Personalized medicine promises compelling benefits in improving the quality and reducing the cost of healthcare. Personalized medicine is enabled by powerful new types of sensitive data including genetic information about patients. To ensure these benefits are realized quickly, effectively and smoothly it is desirable to avoid security incidents such as breaches. In prior blogs I discussed how to manage privacy and security risks, and securely collect and use data for personalized medicine. In this blog I focus on how to retain data for personalized medicine.
When looking at retention it is useful to consider the types and characteristics of the data used in personalized medicine. The types of data powering personalized medicine range from the original blood or saliva samples used to get genetic information for a patient, to the raw genomic data for a human which is approximately 3.2Gb in size, as well as various other types of derived data. One of the key steps in deriving meaning out of the raw genomic data involves comparing this raw genomic data to baseline genomic data to derive a variance file that is much smaller in size, highlighting only the interesting variations in the genomic data of the specific patient. The data points in the variance file are referred to as SNP’s. Lastly, a risk factors report can be produced from this variance file, highlighting the patient propensity to various traits such as diseases. This report may also highlight pharmacogenomics, specifying the efficacy or toxicity of various drugs to the patient. The risk factors report is often included in the EHR for the patient.
Genetic data are considered PHI and subject to federal regulations such as HIPAA, HITECH Act as well as state level regulations such as for breach notification, for example CA SB 1386, and subject to privacy, security and breach notification rules. The 2013 Cost of a Data Breach Study estimates the average total cost of a data breach in the US in 2012 at $5.4M. Clearly a major business impact. Avoiding such incidents requires a proactive approach to privacy and security.
Location of data retained has a direct impact on regulations and data protection laws that apply. This includes not only the primary backend servers, but also Business Continuity / Disaster Recovery sites, backup sites and any business associates or data processors that may also retain sensitive data. Recent studies and incidents point to the risk of BYOC (Bring Your Own Cloud). To ensure sensitive data for personalized medicine stays in the cloud where it is supposed to be, under the control of the healthcare organization with effective privacy and security controls, it is necessary to ensure solutions are usable, security is not cumbersome, and IT within the healthcare organization is responsive and not overly restrictive.
De-identification is a key safeguard often applied to enable research and mitigate risk of security incidents such as breaches. Various methods exist for de-identification. This can involve removing specific elements of PII, such as in the HIPAA Safe Harbor method. Alternatively a risk based method such as the HIPAA Statistical Method may be used. De-identified data often has some small risk of re-identification, and research has shown that it is possible to re-identify patients using de-identified genetic information. Further, some types of research require some elements of PII, for example phenotype research may require zip code. A practical approach to effectively mitigating risk of sensitive data retained for personalized medicine requires a holistic approach where administrative, physical and technical controls are applied in combination, together with a multi-layered approach where for example de-identification is combined with tokenization, access controls, encryption and so forth.

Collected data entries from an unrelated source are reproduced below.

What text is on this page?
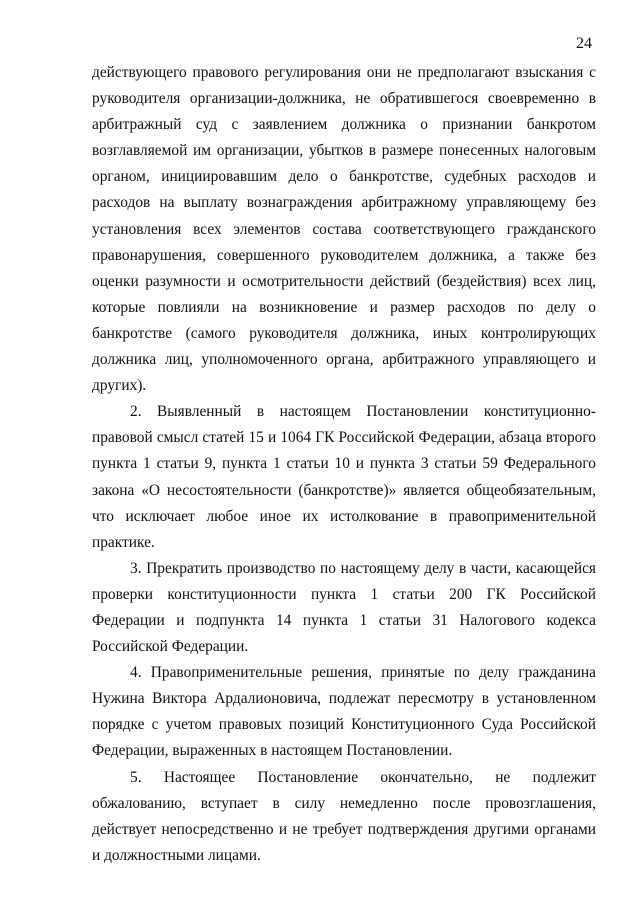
24

действующего правового регулирования они не предполагают взыскания с руководителя организации-должника, не обратившегося своевременно в арбитражный суд с заявлением должника о признании банкротом возглавляемой им организации, убытков в размере понесенных налоговым органом, инициировавшим дело о банкротстве, судебных расходов и расходов на выплату вознаграждения арбитражному управляющему без установления всех элементов состава соответствующего гражданского правонарушения, совершенного руководителем должника, а также без оценки разумности и осмотрительности действий (бездействия) всех лиц, которые повлияли на возникновение и размер расходов по делу о банкротстве (самого руководителя должника, иных контролирующих должника лиц, уполномоченного органа, арбитражного управляющего и других).

2. Выявленный в настоящем Постановлении конституционно-правовой смысл статей 15 и 1064 ГК Российской Федерации, абзаца второго пункта 1 статьи 9, пункта 1 статьи 10 и пункта 3 статьи 59 Федерального закона «О несостоятельности (банкротстве)» является общеобязательным, что исключает любое иное их истолкование в правоприменительной практике.

3. Прекратить производство по настоящему делу в части, касающейся проверки конституционности пункта 1 статьи 200 ГК Российской Федерации и подпункта 14 пункта 1 статьи 31 Налогового кодекса Российской Федерации.

4. Правоприменительные решения, принятые по делу гражданина Нужина Виктора Ардалионовича, подлежат пересмотру в установленном порядке с учетом правовых позиций Конституционного Суда Российской Федерации, выраженных в настоящем Постановлении.

5. Настоящее Постановление окончательно, не подлежит обжалованию, вступает в силу немедленно после провозглашения, действует непосредственно и не требует подтверждения другими органами и должностными лицами.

To ensure solutions are usable security must not be cumbersome, otherwise research shows that non-compliance and BYOC and other risks can increase. Hardware assisted security such as encryption acceleration enables such technical security controls to be implemented with improved performance, robustness to increasingly sophisticated malware, improved usability, and reduced cost. Performance testing shows that such an approach can be very effective in enabling sensitive data to be retained in a highly secure manner with minimal performance and usability impact.
What kinds of strategies are you using to protect sensitive data for personalized medicine?